Regarding the example in Oracle's java online tutorial that uses HashMap to store anagram

I was reading the example in Oracle's online java tutorial that uses HashMap to store anagrams:

    // Read words from file and put into a simulated multimap
    Map<String, List<String>> m = new HashMap<String, List<String>>();

    try {
        Scanner s = new Scanner(new File(args[0]));
        while (s.hasNext()) {
            String word = s.next();
            String alpha = alphabetize(word);
            List<String> l = m.get(alpha);
            if (l == null)
                m.put(alpha, l=new ArrayList<String>());
            l.add(word);
        }
    } catch (IOException e) {
        System.err.println(e);
        System.exit(1);
    }

    // Print all permutation groups above size threshold
    for (List<String> l : m.values())
        if (l.size() >= minGroupSize)
            System.out.println(l.size() + ": " + l);
}

private static String alphabetize(String s) {
    char[] a = s.toCharArray();
    Arrays.sort(a);
    return new String(a);
}

}

Since HashMap is implemented with Hash Table, I think that each sorted alphabetized string should have a unique hash code after compression(otherwise the linked list that stores the values in the HashMap will store a value that's not a anagram of the sorted alphabetized string).

I am not exactly sure how Java's implementation of HashMap can satisfy this - I assume that they use the hash code of a string (a1*31^n-1 + a2*31^n-2 + ... + an). This might guarantee the uniqueness of the hash code if we are talking about strings with only lower case chars. However, one also has to compress the hash code before putting the value of the key to the bucket in the hash table (otherwise you would have a hugggggge hash table that can't be handled in memory, just thinking of how big 31^10 is). Among this compression, I would think that there will be collision. In other words, two different strings that are not true anagram will end up being stored in the same bucket (which should be only used to store a list of true anagrams)...

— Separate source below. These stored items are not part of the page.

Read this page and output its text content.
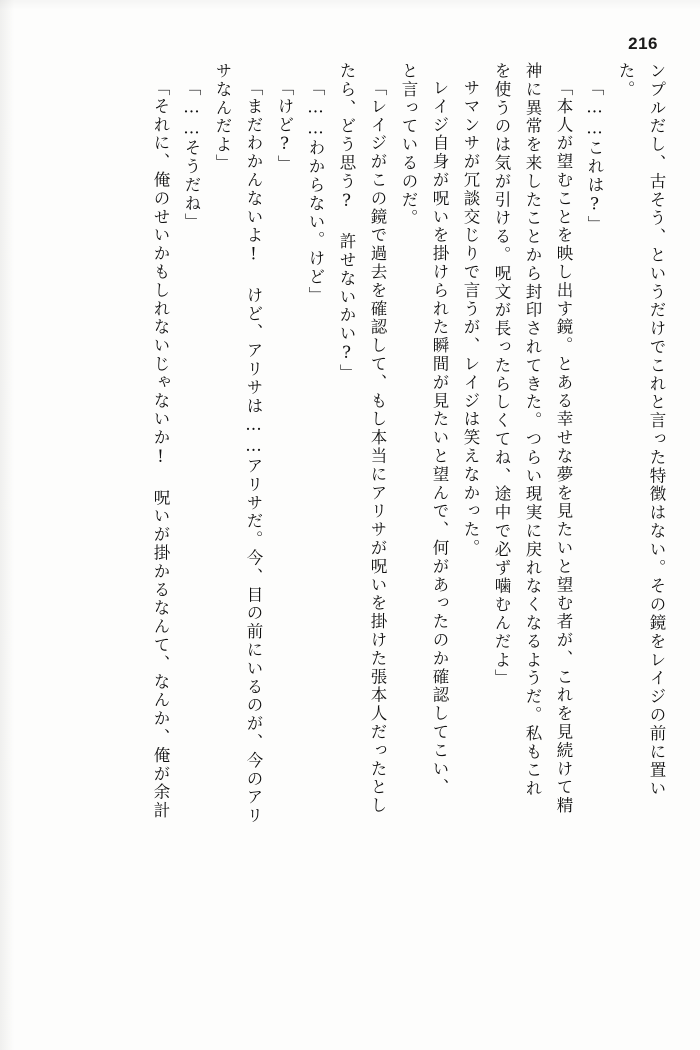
216
ンプルだし、古そう、というだけでこれと言った特徴はない。その鏡をレイジの前に置い
た。
「……これは?」
「本人が望むことを映し出す鏡。とある幸せな夢を見たいと望む者が、これを見続けて精
神に異常を来したことから封印されてきた。つらい現実に戻れなくなるようだ。私もこれ
を使うのは気が引ける。呪文が長ったらしくてね、途中で必ず噛むんだよ」
サマンサが冗談交じりで言うが、レイジは笑えなかった。
レイジ自身が呪いを掛けられた瞬間が見たいと望んで、何があったのか確認してこい、
と言っているのだ。
「レイジがこの鏡で過去を確認して、もし本当にアリサが呪いを掛けた張本人だったとし
たら、どう思う? 許せないかい?」
「……わからない。けど」
「けど?」
「まだわかんないよ! けど、アリサは……アリサだ。今、目の前にいるのが、今のアリ
サなんだよ」
「……そうだね」
「それに、俺のせいかもしれないじゃないか! 呪いが掛かるなんて、なんか、俺が余計
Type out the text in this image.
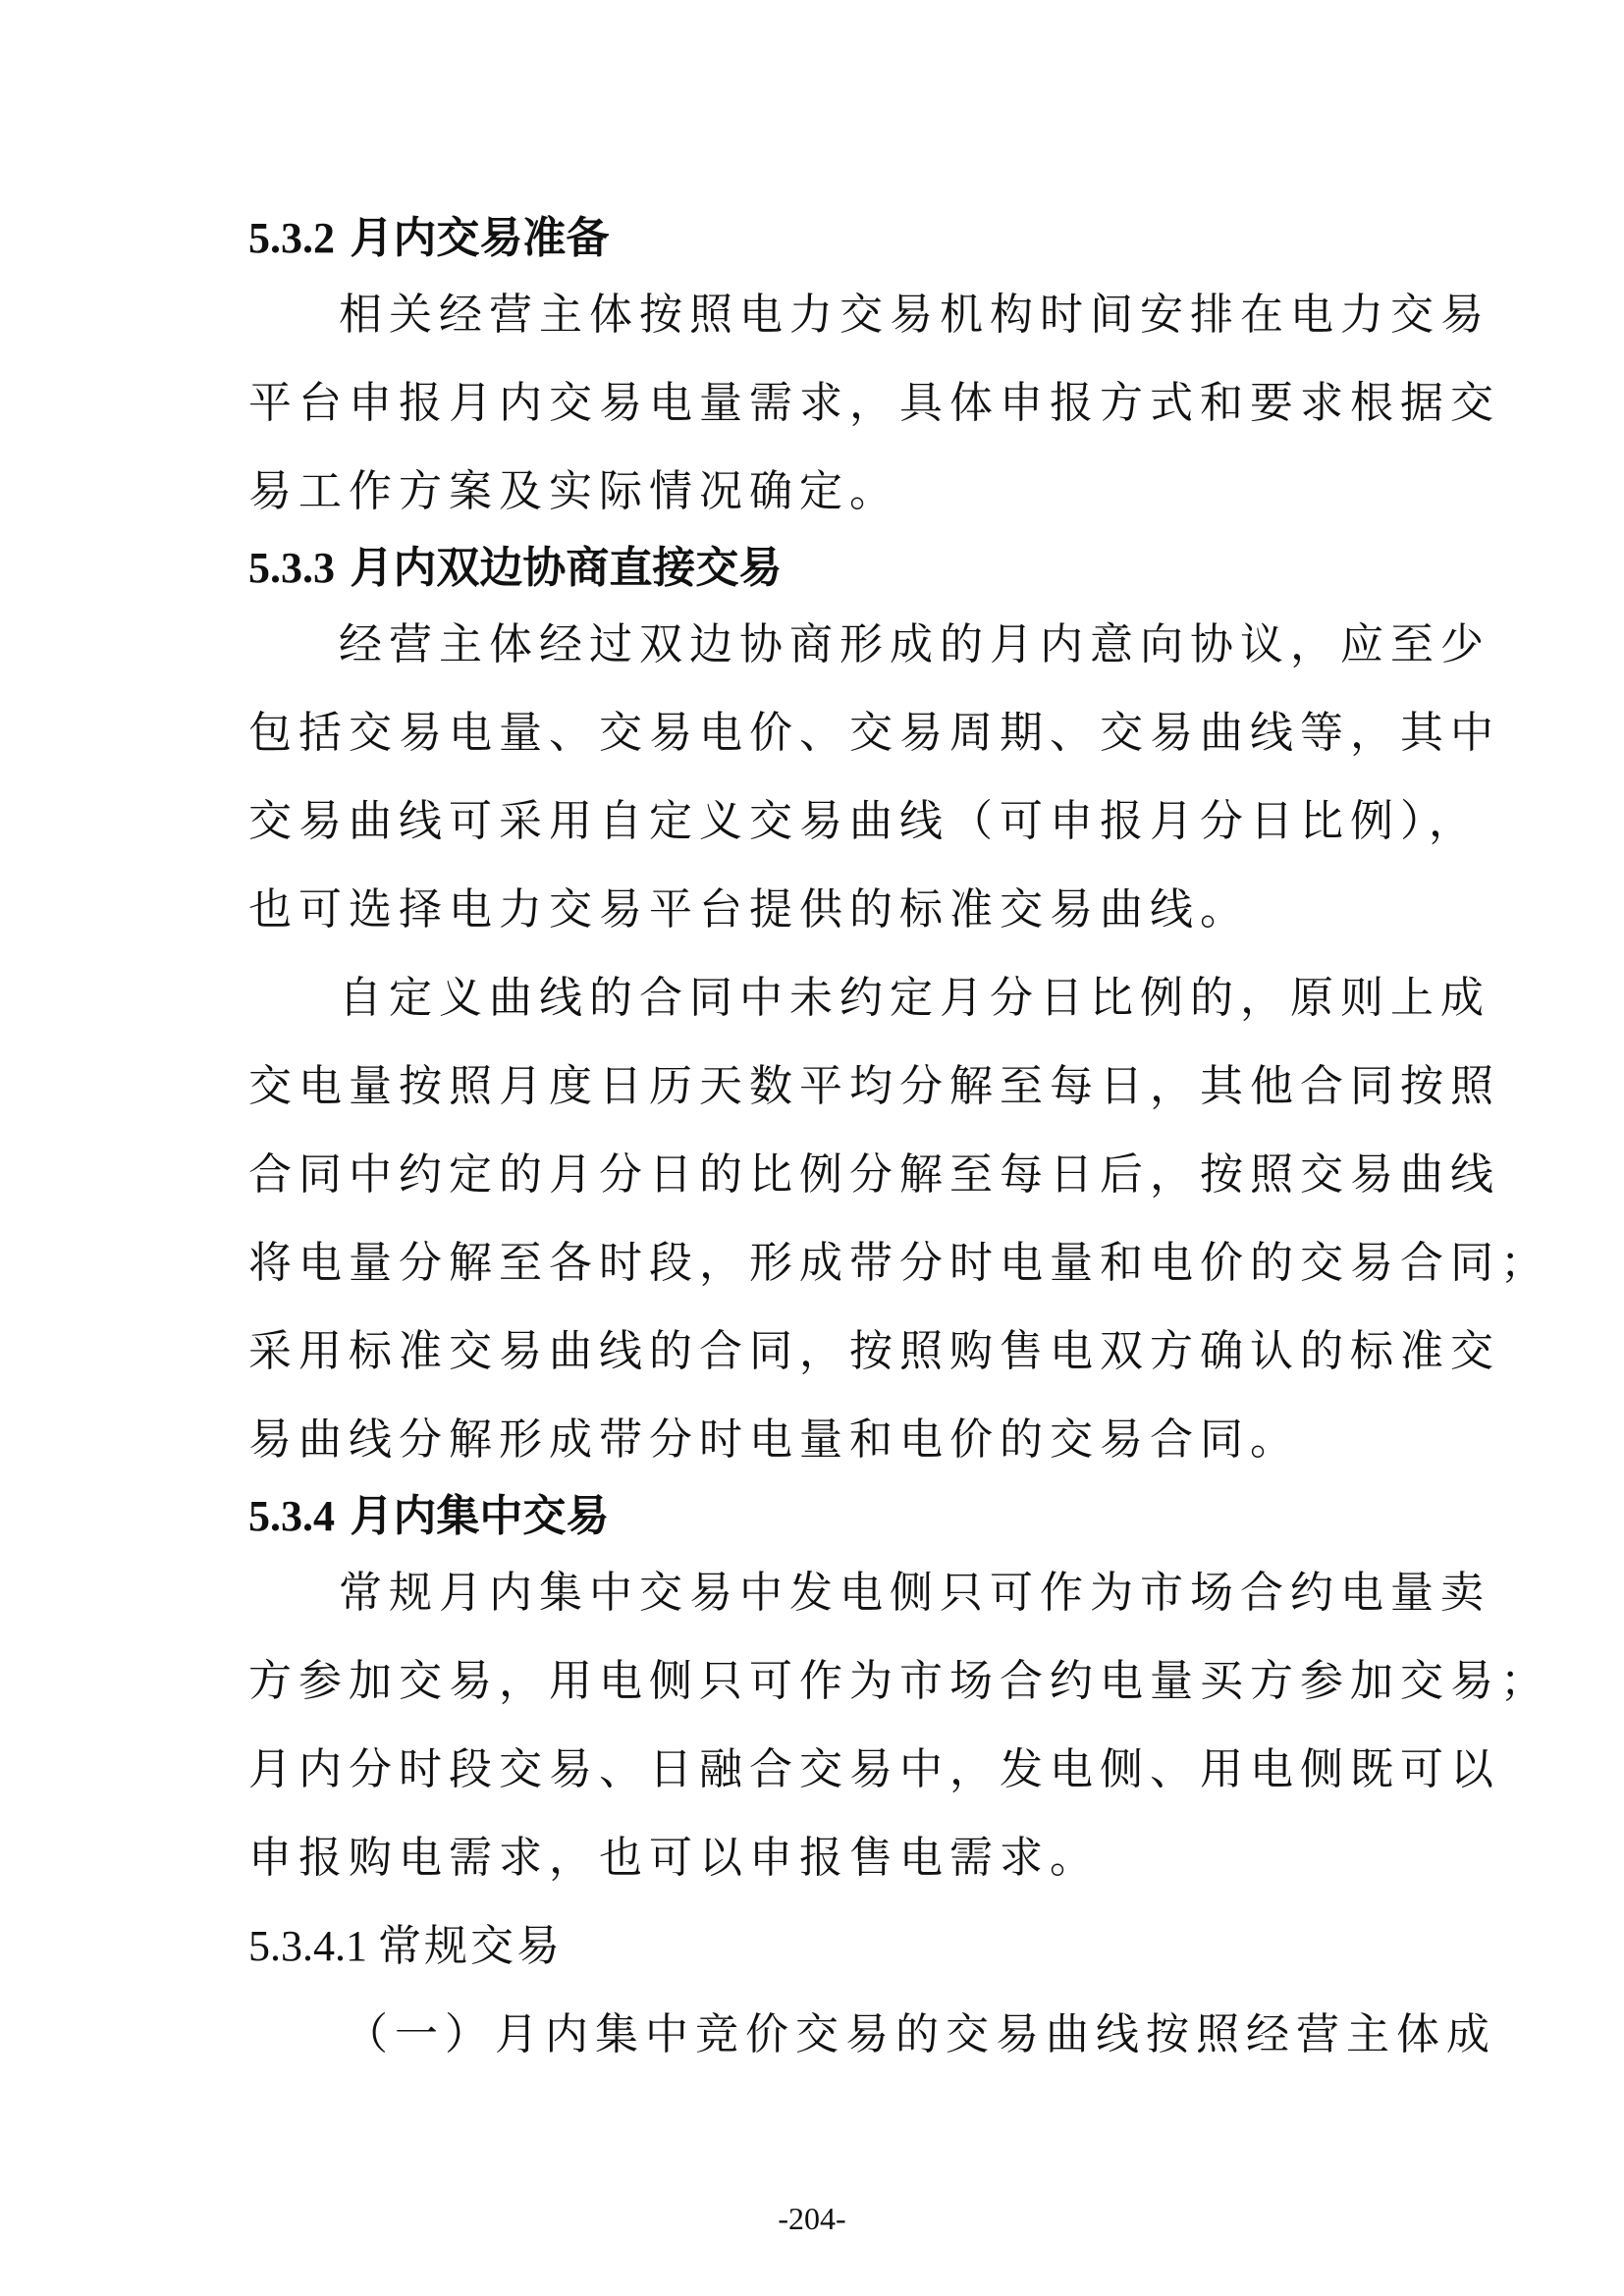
5.3.2 月内交易准备
相关经营主体按照电力交易机构时间安排在电力交易
平台申报月内交易电量需求，具体申报方式和要求根据交
易工作方案及实际情况确定。
5.3.3 月内双边协商直接交易
经营主体经过双边协商形成的月内意向协议，应至少
包括交易电量、交易电价、交易周期、交易曲线等，其中
交易曲线可采用自定义交易曲线（可申报月分日比例），
也可选择电力交易平台提供的标准交易曲线。
自定义曲线的合同中未约定月分日比例的，原则上成
交电量按照月度日历天数平均分解至每日，其他合同按照
合同中约定的月分日的比例分解至每日后，按照交易曲线
将电量分解至各时段，形成带分时电量和电价的交易合同；
采用标准交易曲线的合同，按照购售电双方确认的标准交
易曲线分解形成带分时电量和电价的交易合同。
5.3.4 月内集中交易
常规月内集中交易中发电侧只可作为市场合约电量卖
方参加交易，用电侧只可作为市场合约电量买方参加交易；
月内分时段交易、日融合交易中，发电侧、用电侧既可以
申报购电需求，也可以申报售电需求。
5.3.4.1 常规交易
（一）月内集中竞价交易的交易曲线按照经营主体成
-204-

Could anyone help me to understand what I might be missing? Or if the online tutorial is missing something?

thanks!

Jason

Solution

Never, ever assume that hash codes are unique -- but realize that HashMap already knows that hash codes are non-unique, and deals with them appropriately.

In other words, even if a.hashCode() == b.hashCode(), if !a.equals(b), then a HashMap will not mix up the value associated with a and the value associated with b.